Régulièrement évoquée depuis le début de la guerre, l’hypothèse d’un véritable retour de l’Iran sur la scène économique mondiale avait gagné en crédibilité ces dernières semaines, à la faveur des dernières négociations relativement optimistes sur un nouveau Joint Comprehensive Plan of Action. Une levée des sanctions imposées à l’Iran depuis mai 2018 permettrait en effet de pérenniser la baisse des cours du brut observée cet été. Possédant les quatrièmes réserves mondiales de pétrole, Téhéran pourrait en trois mois augmenter sa production quotidienne d’un million de barils, et exporter plus de deux millions de barils de brut quotidiens, soit le double de son volume actuel. 44 millions de barils sont aujourd’hui stockés en mer au large de la Chine et de Singapour, et pourraient rapidement revenir sur le marché en cas de levée des sanctions.
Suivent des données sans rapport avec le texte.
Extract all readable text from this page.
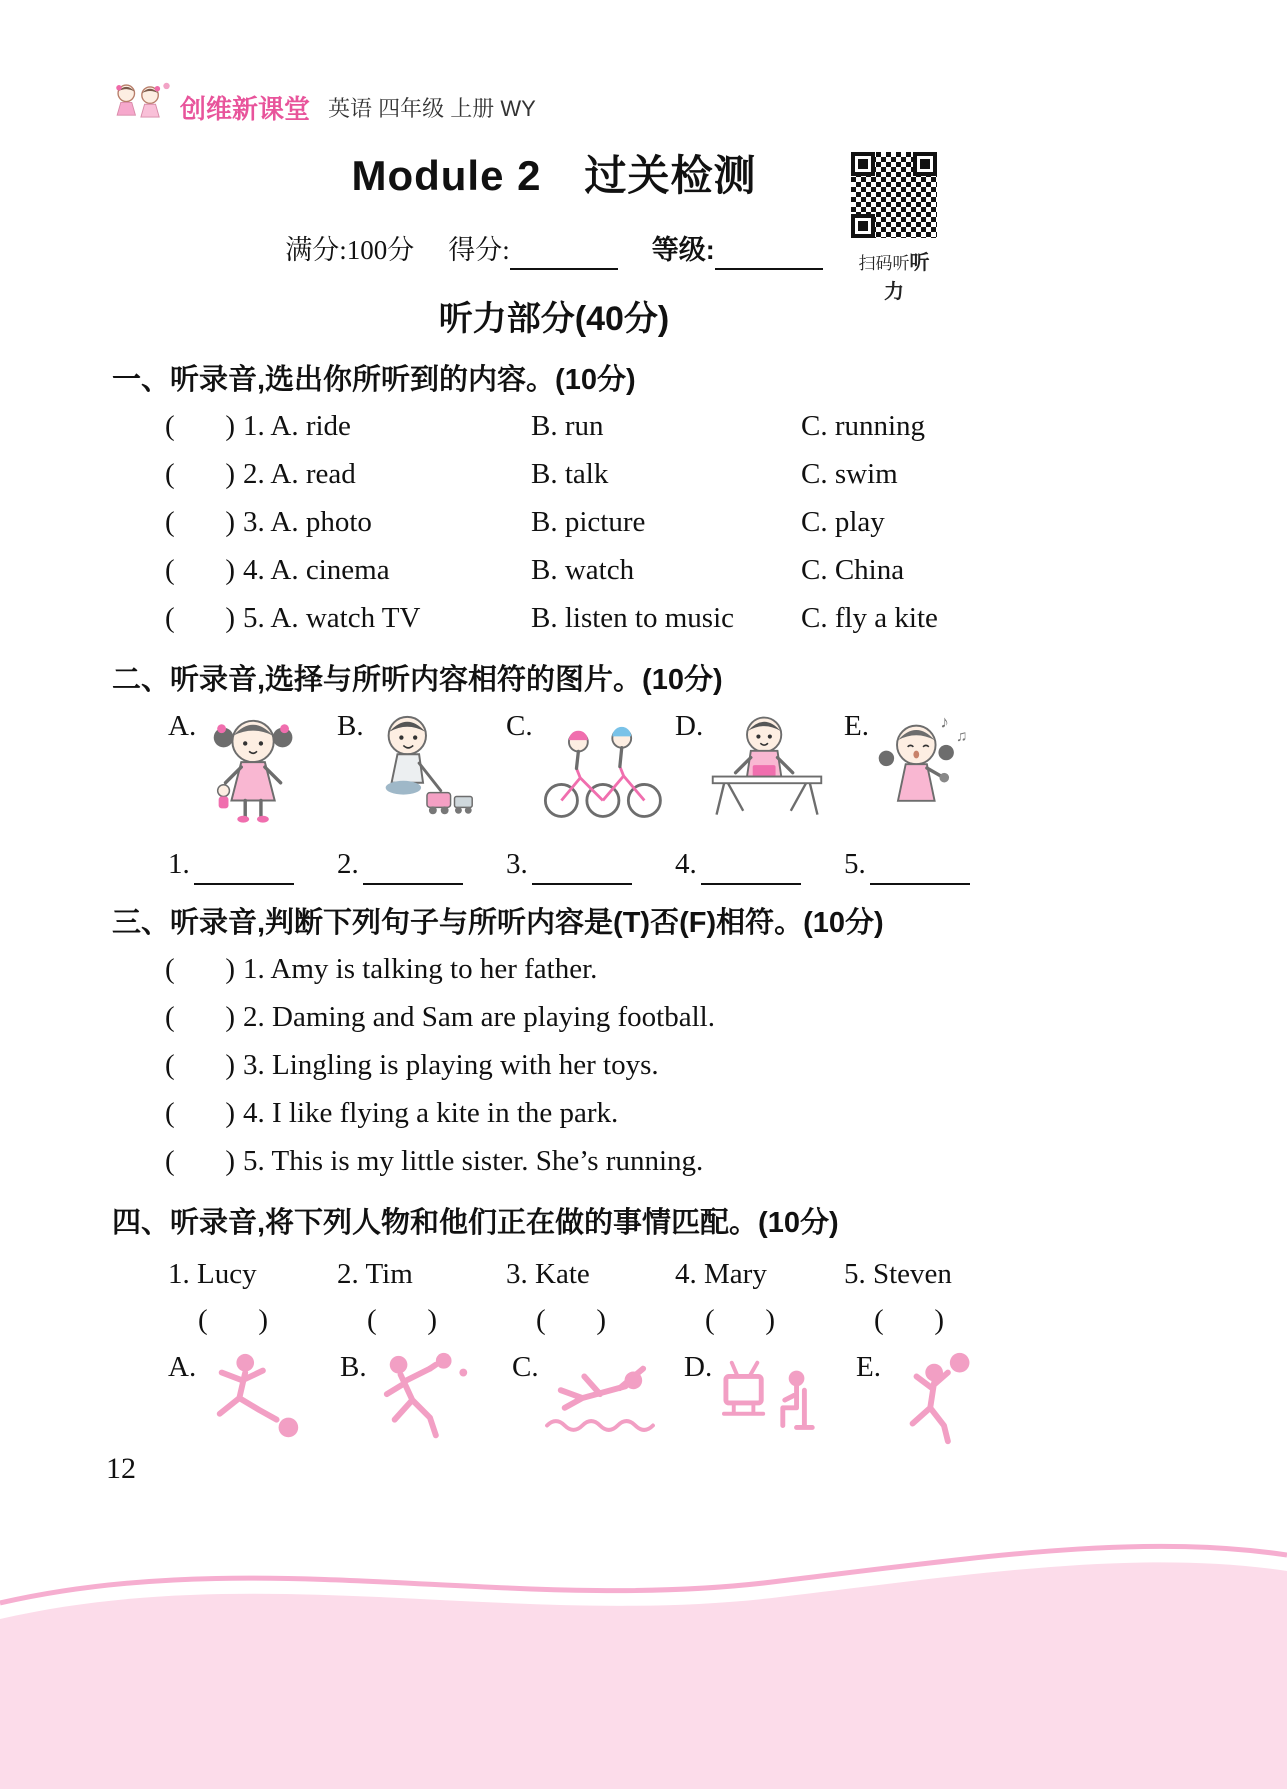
创维新课堂 英语 四年级 上册 WY
扫码听听力
Module 2　过关检测
满分:100分 得分:	等级:
听力部分(40分)
一、听录音,选出你所听到的内容。(10分)
(       ) 1. A. ride	B. run	C. running
(       ) 2. A. read	B. talk	C. swim
(       ) 3. A. photo	B. picture	C. play
(       ) 4. A. cinema	B. watch	C. China
(       ) 5. A. watch TV	B. listen to music	C. fly a kite
二、听录音,选择与所听内容相符的图片。(10分)
A.	B.	C.	D.	E.	♪
♫
1.	2.	3.	4.	5.
三、听录音,判断下列句子与所听内容是(T)否(F)相符。(10分)
(       ) 1. Amy is talking to her father.
(       ) 2. Daming and Sam are playing football.
(       ) 3. Lingling is playing with her toys.
(       ) 4. I like flying a kite in the park.
(       ) 5. This is my little sister. She’s running.
四、听录音,将下列人物和他们正在做的事情匹配。(10分)
1. Lucy	2. Tim	3. Kate	4. Mary	5. Steven
(       )	(       )	(       )	(       )	(       )
A.	B.	C.	D.	E.
12
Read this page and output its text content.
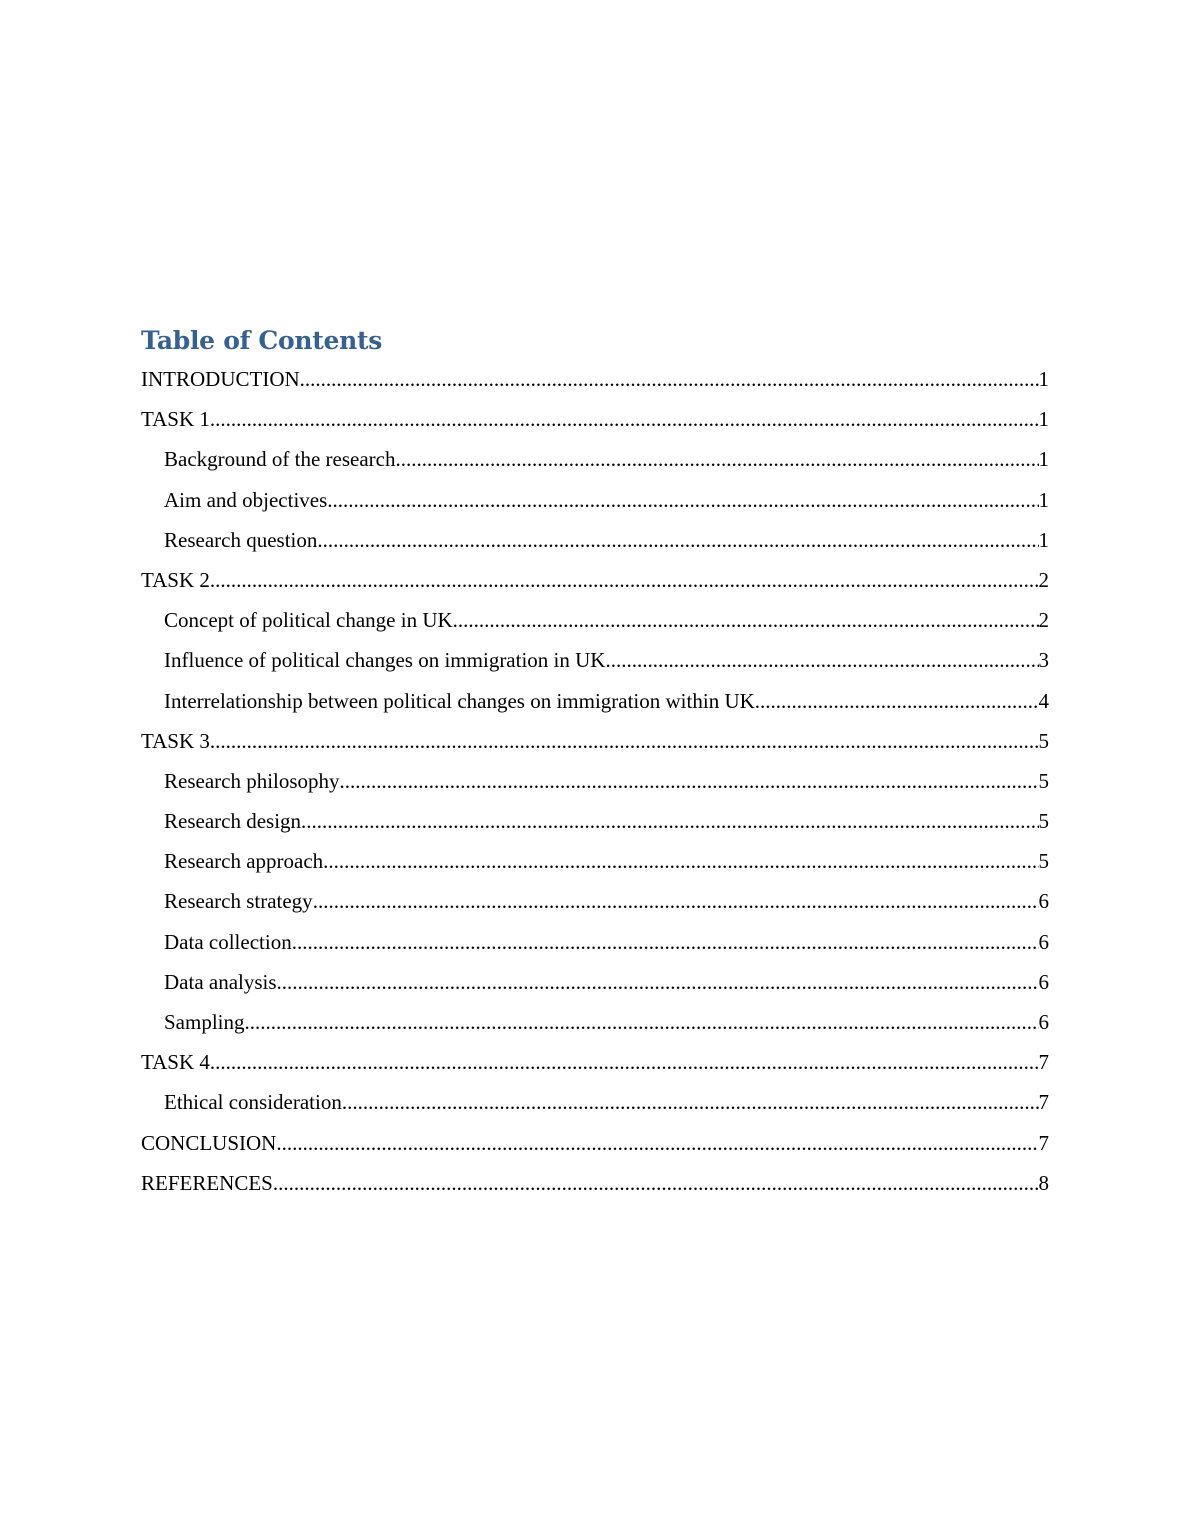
Table of Contents
INTRODUCTION .....	1
TASK 1 .....	1
Background of the research .....	1
Aim and objectives .....	1
Research question .....	1
TASK 2 .....	2
Concept of political change in UK .....	2
Influence of political changes on immigration in UK .....	3
Interrelationship between political changes on immigration within UK .....	4
TASK 3 .....	5
Research philosophy .....	5
Research design .....	5
Research approach .....	5
Research strategy .....	6
Data collection .....	6
Data analysis .....	6
Sampling .....	6
TASK 4 .....	7
Ethical consideration .....	7
CONCLUSION .....	7
REFERENCES .....	8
Pour l’heure, l’économie européenne bénéficie encore d’une période d’adaptation avant la mise en œuvre effectif du sixième paquet de sanctions contre la Russie, qui prévoit à partir de janvier 2023 un embargo (avec des exemptions) sur son pétrole. L’alternative représentée par l’Iran serait alors bienvenue pour éviter une nouvelle flambée des cours, et l’agence Goldman Sachs estime déjà qu’un retour des hydrocarbures iraniennes permettrait de faire baisser le prix du baril, prévu autour de 125 dollars pour 2023, de 5 à 10 dollars.
Idéal sur le papier, l’éventuel partenariat énergétique entre l’Europe et l’Iran reste une solution néanmoins marquée par de nombreuses faiblesses et inconnues. Dépositaire de la seconde plus grande réserve mondiale de gaz naturel, l’Iran est en effet l’un des trois principaux producteurs derrière les Etats-Unis et la Russie, avec un volume de 250,8 milliards de m3 en 2020, selon le BP Statistical Review of world energy 2021. Mais l’essentiel de cette production reste destiné à un usage domestique, et son exportation extrêmement restreinte. Isolé, après quarante ans de sanctions internationales, de la plupart des grands circuits d’acheminement énergétique entre l’Asie centrale et l’Europe, l’Iran ne dispose pas des infrastructures nécessaires à l’exportation vers le continent européen ou à l’élaboration de GNL.
L’aspect technique de la mise en œuvre d’un éventuel accord sur le nucléaire est une seconde difficulté difficilement contournable. Les nouvelles conditions de l’accord, et notamment la possibilité pour l’Iran d’exporter à nouveau ses produits énergétiques, demanderont vraisemblablement plusieurs mois pour être effectives et n’interviendront pas, dans les faits, avant début 2023. L’effet positif de la levée des sanctions ne sera donc pas ressenti en Europe dès cet hiver, même si un accord était signé dans les prochaines semaines.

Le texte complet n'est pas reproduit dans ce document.